First, let's say we work with these two functions:
\$L(n)\$ is the maximum amount of LEDs that can be driven from \$\mathsf{n}\$ pins.
\$p(n)\$ is the minimum amount of pins needed to drive \$\mathsf{n}\$ LEDs.
1:1-method
This one is easy:
$$L(n)=n$$
$$p(n)=n$$
A diode matrix
At first, we need to determine the most efficient diode matrix. For example, you could divide 4 pins into two sets of 2, or one set of 1 and one of 3. Obviously, the amount of LEDs is given by \$\mathsf{length\cdot{}width}\$. We can say \$\mathsf{width=n-length}\$, so the amount of LEDs is: \$\mathsf{length\cdot{}(n-length)=-length^2+n\cdot{}length}\$. Given an \$\mathsf{n}\$, this is a parabola, which has a maximum when \$\mathsf{length=\frac{n}{2}}\$. You can also do this on gut feeling. So, the maximum amount of LEDs is reached when the two sets have an equal amount of pins, or differ only 1, in case of an odd number of pins. We can now say:
$$L(n)=\lfloor{}\frac{n}{2}\rfloor{}\cdot\lceil{}\frac{n}{2}\rceil{}$$
Also, we can now easily understand the function \$\mathsf{p(n)}\$:
$$p(n)=
\begin{cases}
1&\text{ for }n=1\\
\lceil{}\sqrt{n}\rceil&\text{ for }n\gt1
\end{cases}$$
I just included the cases for 1, as this is a special case. Normally, you can just use the second function.
Charlieplexing
In this method, we have two LEDs between every set of two pins. We can calculate the amount of sets of two pins with:
$$(n-1)+(n-2)+\dots+1 = \frac{n\cdot(n-1)}{2}=\frac{n^2-n}{2}$$
Now we can say that:
$$L(n)=2\cdot\frac{n^2-n}{2}=n^2-n$$
We saw that the amount of pairs of pins equals \$\mathsf{n\cdot(n-1)}\$. With some reverse thinking, this leads to:
$$p(n)=
\begin{cases}
1 &\text{ for } n=1\\
2\cdot\lfloor\sqrt{n}\rfloor-1 &\text{ for } n\gt1
\end{cases}$$
I just included the cases for 1, as this is a special case.
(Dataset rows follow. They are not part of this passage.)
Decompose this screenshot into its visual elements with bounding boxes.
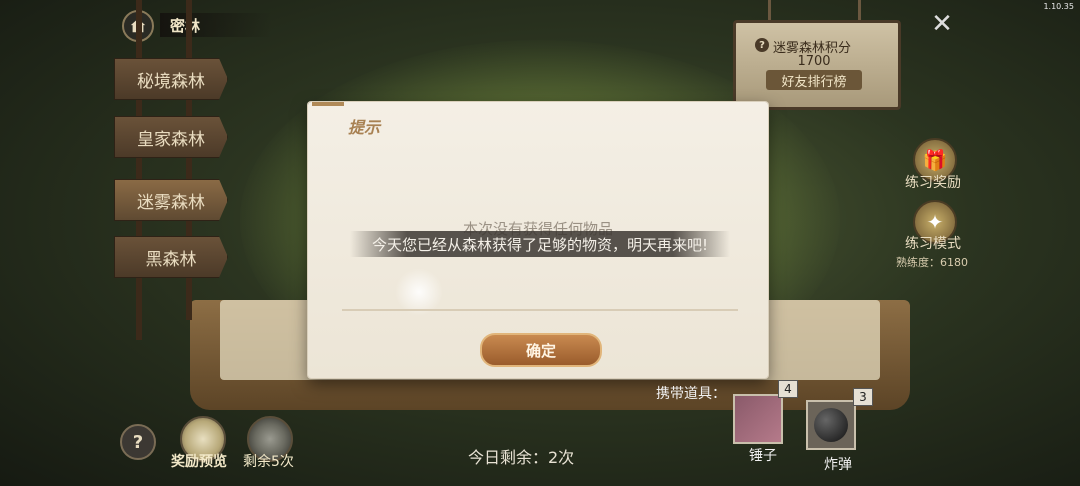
board-rope: [768, 0, 771, 22]
hammer-count: 4: [778, 380, 798, 398]
board-rope: [858, 0, 861, 22]
dialog-divider: [342, 309, 738, 311]
page-title: 密林: [170, 17, 201, 35]
zone-sign-royal-forest[interactable]: 皇家森林: [114, 116, 228, 158]
bomb-label: 炸弹: [824, 457, 852, 473]
score-value: 1700: [797, 54, 831, 69]
hammer-label: 锤子: [749, 448, 777, 464]
practice-mode-label[interactable]: 练习模式: [893, 233, 973, 253]
toast-message: 今天您已经从森林获得了足够的物资，明天再来吧!: [350, 231, 730, 257]
zone-sign-secret-forest[interactable]: 秘境森林: [114, 58, 228, 100]
help-button[interactable]: ?: [120, 424, 156, 460]
dialog-title: 提示: [348, 118, 381, 137]
today-remaining: 今日剩余：2次: [468, 448, 575, 467]
mastery-value: 熟练度：6180: [896, 256, 968, 269]
confirm-button[interactable]: 确定: [480, 333, 602, 367]
version-label: 1.10.35: [1043, 2, 1074, 11]
score-help-icon[interactable]: ?: [755, 38, 769, 52]
reward-preview-label[interactable]: 奖励预览: [171, 451, 227, 471]
remaining-count-label: 剩余5次: [243, 454, 294, 470]
close-icon[interactable]: ✕: [928, 10, 956, 38]
friend-ranking-button[interactable]: 好友排行榜: [766, 70, 862, 90]
dialog-accent: [312, 102, 344, 106]
bomb-count: 3: [853, 388, 873, 406]
bomb-icon[interactable]: [806, 400, 856, 450]
zone-sign-mist-forest[interactable]: 迷雾森林: [114, 179, 228, 221]
practice-reward-label[interactable]: 练习奖励: [893, 172, 973, 192]
sign-post: [136, 0, 142, 340]
carry-items-label: 携带道具：: [656, 386, 726, 402]
bomb-graphic: [814, 408, 848, 442]
hammer-icon[interactable]: [733, 394, 783, 444]
zone-sign-dark-forest[interactable]: 黑森林: [114, 236, 228, 278]
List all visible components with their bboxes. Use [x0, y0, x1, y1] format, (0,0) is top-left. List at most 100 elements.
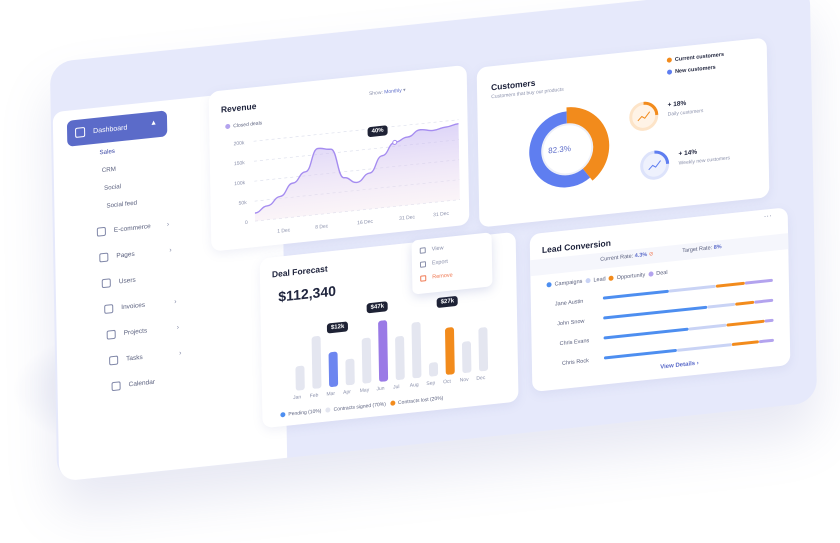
lead-conversion-card: Lead Conversion ··· Current Rate: 4.3% ⊘…: [529, 207, 791, 393]
x-tick: 8 Dec: [315, 223, 329, 231]
sidebar-sub-sales[interactable]: Sales: [99, 148, 115, 157]
weekly-stat-label: Weekly new customers: [678, 155, 731, 167]
x-tick: Nov: [459, 376, 469, 384]
revenue-filter[interactable]: Show: Monthly ▾: [369, 87, 406, 97]
lead-segment: [677, 343, 732, 352]
sidebar-item-dashboard[interactable]: Dashboard ▲: [66, 110, 168, 147]
customers-card: Customers Customers that buy our product…: [476, 37, 770, 228]
menu-item-export[interactable]: Export: [419, 258, 448, 268]
lead-segment: [764, 318, 774, 323]
lead-segment: [603, 305, 708, 320]
sidebar-item-label: Calendar: [128, 378, 156, 389]
customers-legend-new: New customers: [667, 65, 716, 76]
menu-item-label: View: [431, 245, 444, 253]
sidebar-item-label: Pages: [116, 250, 135, 260]
customers-legend-current: Current customers: [666, 51, 725, 64]
sidebar-item-users[interactable]: Users: [101, 276, 136, 289]
dashboard-icon: [75, 126, 86, 138]
lead-segment: [603, 327, 689, 340]
weekly-stat-value: + 14%: [678, 148, 698, 158]
lead-person-label: Jane Austin: [554, 298, 584, 308]
sidebar-item-projects[interactable]: Projects ›: [106, 324, 179, 340]
sidebar-item-tasks[interactable]: Tasks ›: [109, 350, 182, 366]
invoice-icon: [104, 304, 114, 314]
x-tick: Dec: [476, 374, 486, 382]
menu-item-label: Remove: [432, 272, 453, 281]
lead-segment: [688, 323, 727, 331]
deal-bar: [295, 365, 305, 391]
shopping-bag-icon: [96, 226, 106, 237]
lead-segment: [716, 281, 745, 288]
legend-label: New customers: [675, 64, 716, 76]
alert-icon: ⊘: [648, 251, 654, 258]
x-tick: May: [359, 387, 370, 395]
export-icon: [419, 261, 427, 268]
revenue-tooltip: 40%: [367, 125, 388, 138]
deal-amount: $112,340: [278, 282, 337, 305]
legend-dot: [666, 57, 672, 63]
more-icon[interactable]: ···: [764, 211, 772, 221]
eye-icon: [419, 247, 426, 254]
daily-stat-value: + 18%: [667, 99, 687, 109]
menu-item-label: Export: [431, 258, 448, 267]
x-tick: Aug: [409, 381, 419, 389]
users-icon: [101, 278, 111, 289]
deal-bar: [395, 336, 405, 381]
y-tick: 200k: [233, 140, 245, 148]
sidebar-item-ecommerce[interactable]: E-commerce ›: [96, 221, 169, 237]
x-tick: Jul: [393, 383, 400, 391]
weekly-ring-icon: [640, 150, 670, 180]
menu-item-view[interactable]: View: [419, 245, 444, 254]
x-tick: Oct: [443, 378, 451, 386]
sidebar-sub-crm[interactable]: CRM: [102, 166, 116, 174]
tasks-icon: [109, 355, 119, 366]
sidebar-sub-social-feed[interactable]: Social feed: [106, 199, 137, 209]
daily-stat-label: Daily customers: [667, 108, 704, 118]
legend-label: Opportunity: [616, 272, 646, 282]
sidebar-item-label: Tasks: [126, 353, 143, 363]
revenue-area: [254, 123, 460, 222]
x-tick: 31 Dec: [399, 214, 416, 222]
lead-segment: [707, 302, 736, 309]
target-rate-value: 8%: [713, 244, 722, 251]
sidebar-item-label: Projects: [123, 327, 148, 337]
sidebar-item-invoices[interactable]: Invoices ›: [104, 298, 177, 314]
deal-title: Deal Forecast: [271, 263, 328, 280]
lead-segment: [744, 278, 773, 285]
chevron-right-icon: ›: [169, 246, 172, 255]
deal-bar: [311, 336, 322, 389]
y-tick: 100k: [234, 180, 246, 188]
sidebar-item-pages[interactable]: Pages ›: [99, 247, 172, 263]
legend-dot: [225, 123, 231, 130]
lead-person-label: John Snow: [557, 318, 585, 328]
deal-context-menu: View Export Remove: [411, 232, 493, 295]
sidebar-item-calendar[interactable]: Calendar: [111, 378, 156, 392]
x-tick: Jan: [293, 394, 302, 402]
legend-label: Closed deals: [233, 120, 263, 130]
sidebar-item-label: Users: [118, 276, 136, 286]
y-tick: 50k: [238, 199, 247, 207]
lead-segment: [731, 340, 760, 347]
pages-icon: [99, 252, 109, 263]
lead-bars: [602, 272, 784, 371]
tilted-dashboard: Dashboard ▲ Sales CRM Social Social feed…: [49, 0, 818, 482]
legend-label: Pending (10%): [288, 408, 322, 418]
deal-bar: [445, 327, 455, 375]
chevron-down-icon: ▾: [403, 87, 406, 94]
projects-icon: [106, 329, 116, 340]
sidebar-item-label: Invoices: [121, 301, 146, 312]
x-tick: Apr: [343, 389, 351, 396]
legend-label: Current customers: [674, 51, 725, 64]
legend-label: Lead: [593, 276, 606, 284]
chevron-right-icon: ›: [176, 324, 180, 332]
lead-person-label: Chris Evans: [559, 338, 590, 348]
deal-bar: [411, 322, 422, 379]
sidebar-sub-social[interactable]: Social: [104, 183, 121, 192]
menu-item-remove[interactable]: Remove: [420, 272, 453, 282]
legend-dot: [325, 407, 331, 413]
dashboard-mockup: Dashboard ▲ Sales CRM Social Social feed…: [0, 0, 840, 543]
lead-person-label: Chris Rock: [561, 358, 589, 367]
revenue-chart: [253, 119, 460, 222]
lead-segment: [735, 300, 755, 306]
legend-dot: [546, 282, 552, 288]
Normally, you can just use the second function.
Other methods
I'm not aware of any other methods, as of Tuesday march 12, 2013.
Best Answer
To control four LEDs:
simulate this circuit – Schematic created using CircuitLab
To get both LEDs on a particular pin lit, toggle the pin at a few hundred Hz.
Note that this setup requires that the forward voltage of the LEDs be less than Vcc/2.
Note also that the resistors consume power all of the time, not just when the LEDs are on.